I’d read Ng’s entry in Volume IV of The Best New Singaporean Short Stories – a tale about demon-like creatures that appear after the haze – and well, let’s just say that I was both surprised and impressed that the award went to a work of speculative fiction, a genre oft-overlooked in prestigious literary circles.
I plunged into Lion City on a rainy Sunday and emerged, hours later, as if from a fever dream.
Lion City is weird. It is Singapore history on drugs. No two stories are alike, but all of them will make you go “wtf” at least once. Changi Airport becomes a hub for the gods. Singapore disappears and only Singaporeans remember its existence. A man becomes convinced that he is a reincarnated bowl of laksa.

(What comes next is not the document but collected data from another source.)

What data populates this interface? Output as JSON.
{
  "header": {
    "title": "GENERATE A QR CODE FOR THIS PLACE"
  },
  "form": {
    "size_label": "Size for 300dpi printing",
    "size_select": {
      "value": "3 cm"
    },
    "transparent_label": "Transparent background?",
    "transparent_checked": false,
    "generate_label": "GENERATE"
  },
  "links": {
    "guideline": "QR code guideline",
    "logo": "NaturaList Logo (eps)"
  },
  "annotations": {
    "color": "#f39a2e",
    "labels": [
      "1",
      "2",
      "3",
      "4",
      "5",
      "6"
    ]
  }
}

Ng’s surrealist takes on Singapore history and folklore examine capitalism, colonialism, and immigration through a fantastical lens. Remember how Bukit Merah got its name? “The Boy, the Swordfish, the Bleeding Island”, revisits the legend by telling a story within a story. In this version of Singapore, a novelist writes a bestseller about an alternate history where the boy who saved the village from swordfish hadn’t been killed by the Raja. Led by the clever boy, Singapore rides out the centuries as an empire, rather than as a colony.
“Garden”, a choose-your-own adventure story spanning a millennium, follows a time-traveling concubine as she hops between Sang Nila Utama’s discovery of Singapore, Sir Stamford Raffles’ final days, and even into future versions of our country imagined by authors Kevin Martens Wong and Han May. (You also meet a talking Merlion and a twentysomething Lee Kuan Yew).
Elsewhere, Lion City features pore-sized aliens, robotic lions, and a crocodile prince. While a few of the stories, like "Suburbia" (told entirely in press statements) and "Little Red Dot" (aforementioned aliens) lost me a bit with their abstractness, most of the other tales - however weird - are steeped in a poignancy befitting stories of home.